Das Feuerungsverbot in Wäldern und an Waldrändern bleibt bestehen: Dies teilte am Dienstag die Abteilung Militär und Bevölkerungsschutz des Kantons mit. Der Entscheid wurde am Montag nach einer einstündigen Sitzung gefällt.

Die Waldbrandgefahr bleibt hoch, die Böden sind ausgetrocknet. Heute Mittwoch und morgen Donnerstag werden zwar Niederschläge erwartet. «Diese werden voraussichtlich zu keiner nachhaltigen Entspannung führen», heisst es aber in der Mitteilung des Kantons. Die Wahrscheinlichkeit für starke Regenfälle ist klein.

Die Abkühlung naht: Wetterprognosen vom Montag, 20. Juli 2015.

Zumindest eine Abkühlung ist in Sicht: Die Wetterprognosen für die Region vom Montagabend, 20. Juli 2015.

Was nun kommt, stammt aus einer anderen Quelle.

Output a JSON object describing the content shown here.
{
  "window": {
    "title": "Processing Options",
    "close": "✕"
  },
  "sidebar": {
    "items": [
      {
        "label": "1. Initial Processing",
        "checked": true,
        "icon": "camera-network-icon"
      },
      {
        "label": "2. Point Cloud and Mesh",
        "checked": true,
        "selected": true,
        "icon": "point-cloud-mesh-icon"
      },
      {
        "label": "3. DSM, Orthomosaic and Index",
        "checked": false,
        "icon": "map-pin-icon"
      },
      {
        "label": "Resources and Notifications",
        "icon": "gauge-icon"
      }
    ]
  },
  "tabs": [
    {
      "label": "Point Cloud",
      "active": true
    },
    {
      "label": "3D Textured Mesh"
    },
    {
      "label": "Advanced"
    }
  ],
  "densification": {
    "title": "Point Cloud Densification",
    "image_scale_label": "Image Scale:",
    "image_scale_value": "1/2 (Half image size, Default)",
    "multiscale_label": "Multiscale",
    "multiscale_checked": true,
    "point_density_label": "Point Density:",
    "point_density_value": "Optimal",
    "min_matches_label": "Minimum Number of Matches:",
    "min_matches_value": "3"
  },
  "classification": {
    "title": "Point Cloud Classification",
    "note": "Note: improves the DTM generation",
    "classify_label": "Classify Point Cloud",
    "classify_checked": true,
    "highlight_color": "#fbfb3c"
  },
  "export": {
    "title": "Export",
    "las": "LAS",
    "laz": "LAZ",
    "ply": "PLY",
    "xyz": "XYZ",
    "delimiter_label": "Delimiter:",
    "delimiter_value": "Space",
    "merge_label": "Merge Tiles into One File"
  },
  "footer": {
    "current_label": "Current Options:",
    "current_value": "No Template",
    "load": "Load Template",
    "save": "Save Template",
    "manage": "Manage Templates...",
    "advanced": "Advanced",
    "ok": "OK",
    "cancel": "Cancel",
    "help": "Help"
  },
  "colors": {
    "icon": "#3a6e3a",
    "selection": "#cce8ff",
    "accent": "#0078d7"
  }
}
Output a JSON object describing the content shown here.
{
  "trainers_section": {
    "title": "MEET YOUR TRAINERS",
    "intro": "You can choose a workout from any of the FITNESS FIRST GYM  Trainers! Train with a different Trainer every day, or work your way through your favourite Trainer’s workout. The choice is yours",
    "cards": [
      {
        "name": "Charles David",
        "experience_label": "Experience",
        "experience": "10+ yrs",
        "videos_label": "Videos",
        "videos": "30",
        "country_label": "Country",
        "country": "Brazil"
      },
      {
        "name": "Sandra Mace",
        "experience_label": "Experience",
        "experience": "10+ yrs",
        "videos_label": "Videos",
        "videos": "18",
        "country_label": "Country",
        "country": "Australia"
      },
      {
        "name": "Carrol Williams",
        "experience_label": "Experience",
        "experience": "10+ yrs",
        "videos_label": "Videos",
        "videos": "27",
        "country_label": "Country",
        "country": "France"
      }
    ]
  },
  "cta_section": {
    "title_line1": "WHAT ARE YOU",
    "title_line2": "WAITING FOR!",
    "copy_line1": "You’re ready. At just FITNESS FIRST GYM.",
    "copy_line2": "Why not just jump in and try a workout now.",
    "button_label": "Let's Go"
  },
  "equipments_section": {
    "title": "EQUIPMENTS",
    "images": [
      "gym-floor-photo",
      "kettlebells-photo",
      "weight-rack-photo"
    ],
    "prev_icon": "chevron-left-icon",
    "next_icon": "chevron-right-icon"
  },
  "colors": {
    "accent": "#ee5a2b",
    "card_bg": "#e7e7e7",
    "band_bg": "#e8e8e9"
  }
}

Ausweitung des Verbots wahrscheinlich

An ihrer nächsten Sitzung vom kommenden Montag werden die Vertreter der Aargauischen Gebäudeversicherung (AGV), der Abteilung Wald des Kantons sowie des Kantonalen Führungsstabs (KFS) eine nächste Lagebeurteilung vornehmen.

Es wird immer wahrscheinlicher, dass das Feuerungsverbot dann auch auf Gebiete ausserhalb der Wälder ausgeweitet wird. Auch ein Feuerwerksverbot steht dann zur Debatte. So heisst es in der Medienmitteilung des Kantons: «Sollte die Trockenheit weiter anhalten und die erforderlichen Niederschläge ausbleiben, ist mit dem Erlass eines generellen Verbots für das Feuern im Freien inklusive dem Abbrennen von Feuerwerk zu rechnen.» Konkret hiesse das: Keine Raketen am 1. August!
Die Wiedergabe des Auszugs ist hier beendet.